GCP Cloud Run sidecars with shared volume (Part 1) — PoC

Adrian Arba
8 min readMar 16, 2024

--

On one of the projects I worked on, I was tasked to do a PoC implementation of an Application lift and shift from on-premise to GCP Cloud Run that requires loading both secrets and a configuration file that references those secrets when it boots up.

Specifically, what was asked of me was to:

  • perform the PoC ASAP — it had to be done “yesterday”, but it surfaced “today” so I needed to do it until “tomorrow” — this means I had to mock the application and the config to ensure the solution conceptually works;
  • deploy the application in Cloud Run as is (end goal), but wrap it in a container — rewriting anything in the application at this time would not be possible due to migration time constraints (and the monolithic aspect of the application);
  • make sure the application loads a config file located in a separate git repo when it starts — the config file must stay within that git repo to ensure changes to it are reviewable, auditable, and taggable to support the application release lifecycle;
  • make sure that the config file, which also contains template references to some secrets gets templated before the application starts — of course, never keep secret data versioned in git, everyone should know this by now;
  • make sure when there is a git update on either the app or the config repositories, it gets reflected in GCP for testing.

That meant that I had to tackle a few challenges:

  • decide if keeping the entire config file in Secrets Manager vs just the secrets and the rest of the config in something like Cloud Storage was the right way to go;
  • mount the config on disk as a volume, which then the application or a script can read as a file;
  • if a script reads the volume, load the file, and transform it before preparing it for the application ingestion;
  • ensure that on either application or config update, this automatically gets reflected in Cloud Run without any application downtime;
  • mock the application due to time constraints and test everything as part of the PoC.

At the time of writing this, March 2024, I knew that GCP had released a few interesting Cloud Run beta features that would help me consider the implementation feasible. Still, I found very little support in the web space in terms of implementations or documentation.

Based on the challenges presented to me, I had to go through several considerations:

Consideration 1 — Should I keep the entire config file in GCP Secret Manager?

As the GCP documentation suggests, Secret Manager is a service used for storing anything that could be treated as a secret or sensitive, so things like API keys, passwords, certificates, and other sensitive data. It’s meant to improve security, by providing means to limit who has access to handle the secrets, you can encrypt secrets, and replicate them and it allows versioning of your secrets and secret rotation (via Pub/Sub and other services).

What it doesn't say anywhere is that you should keep other types of data in there, like config files.

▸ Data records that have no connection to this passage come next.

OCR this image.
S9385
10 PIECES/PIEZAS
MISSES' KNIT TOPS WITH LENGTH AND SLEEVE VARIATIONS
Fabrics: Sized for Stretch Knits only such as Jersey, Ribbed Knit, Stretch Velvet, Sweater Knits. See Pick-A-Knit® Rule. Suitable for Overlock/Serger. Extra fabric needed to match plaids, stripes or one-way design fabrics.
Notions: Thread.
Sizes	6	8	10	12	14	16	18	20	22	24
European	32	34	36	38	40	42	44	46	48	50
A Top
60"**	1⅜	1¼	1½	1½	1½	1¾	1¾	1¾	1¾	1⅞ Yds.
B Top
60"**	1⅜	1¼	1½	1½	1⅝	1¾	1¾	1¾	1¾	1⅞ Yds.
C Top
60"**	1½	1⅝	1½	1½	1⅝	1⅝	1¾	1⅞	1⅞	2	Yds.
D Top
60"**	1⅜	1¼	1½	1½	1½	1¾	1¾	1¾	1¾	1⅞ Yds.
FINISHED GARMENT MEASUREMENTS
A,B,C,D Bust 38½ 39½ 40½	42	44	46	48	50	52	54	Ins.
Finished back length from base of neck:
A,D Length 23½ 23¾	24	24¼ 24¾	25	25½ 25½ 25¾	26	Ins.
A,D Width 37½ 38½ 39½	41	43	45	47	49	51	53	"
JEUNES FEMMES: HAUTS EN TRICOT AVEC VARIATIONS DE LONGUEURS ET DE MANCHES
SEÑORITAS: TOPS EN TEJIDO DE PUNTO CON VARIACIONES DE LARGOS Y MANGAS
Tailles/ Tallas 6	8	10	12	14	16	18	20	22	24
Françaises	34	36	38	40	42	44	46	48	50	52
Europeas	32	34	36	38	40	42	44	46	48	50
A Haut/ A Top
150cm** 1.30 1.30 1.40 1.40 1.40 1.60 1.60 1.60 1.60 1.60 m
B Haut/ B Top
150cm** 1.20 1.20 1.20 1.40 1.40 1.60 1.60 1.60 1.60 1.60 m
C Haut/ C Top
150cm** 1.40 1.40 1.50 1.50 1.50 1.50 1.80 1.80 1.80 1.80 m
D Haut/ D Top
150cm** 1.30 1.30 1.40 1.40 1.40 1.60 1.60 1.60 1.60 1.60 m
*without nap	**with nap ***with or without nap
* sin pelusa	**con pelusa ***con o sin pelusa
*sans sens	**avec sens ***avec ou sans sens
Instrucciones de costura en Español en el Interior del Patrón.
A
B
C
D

The config file at hand contains 95% nonsensitive data and 5% sensitive data. I don't believe the 5% of sensitive data warrants keeping the rest of the 95% of data in Secret Manager. Not to mention that, in general, if you have high numbers of Secret Manager API calls from applications seeing a lot of user traffic, it tends to start getting expensive, Secret Manager isn’t one of the cheapest Services in Google’s repertoire.

My conclusions:

  • use Secret Manager as it was intended, and add only the secret data that will be loaded in the Cloud Run container as Environment Variables (while securing the access to the Container environment as best as possible);
  • strip the config file from any “on-prem” secret value references and add Shell references to Environment Variables;
  • deploy the config file to another GCP service which would allow me to mount it as a file in the Cloud Run container and therefore be read by the Application. Cloud Run supports volumes from multiple services. You can use Google Cloud Storage, Filestore, Firestore or Cloud SQL if your application is stateful or in-memory storage if your application is stateless. I went with Cloud Storage and in-memory volumes.

Consideration 2 — How do I parse templated “secret” config values in the config file?

As we know, containers run only one main process throughout their lifespan. If the process dies, the container dies as well.

The Application will read the config file on startup, but it needs it templated with the expected values for different keys, it has no logic to do any templating. To me, this sounds like a multi-container implementation.

I’ve used init containers before in this manner, in Kubernetes Stateful Set resources, for example. You can define one or multiple containers that run before your main Application container and prepare the field so that the Application will then have all the details it needs to do its job.

Google’s documentation doesn't mention anything about init containers (and to my knowledge, they are not supported yet), but it does mention sidecar containers — parallel execution of multiple containers. This implementation is great for long-running secondary containers which potentially do things like data manipulation before it reaches the main container, act as firewalls or as telemetry metric gathering, etc. But they run as long as the main process container runs too.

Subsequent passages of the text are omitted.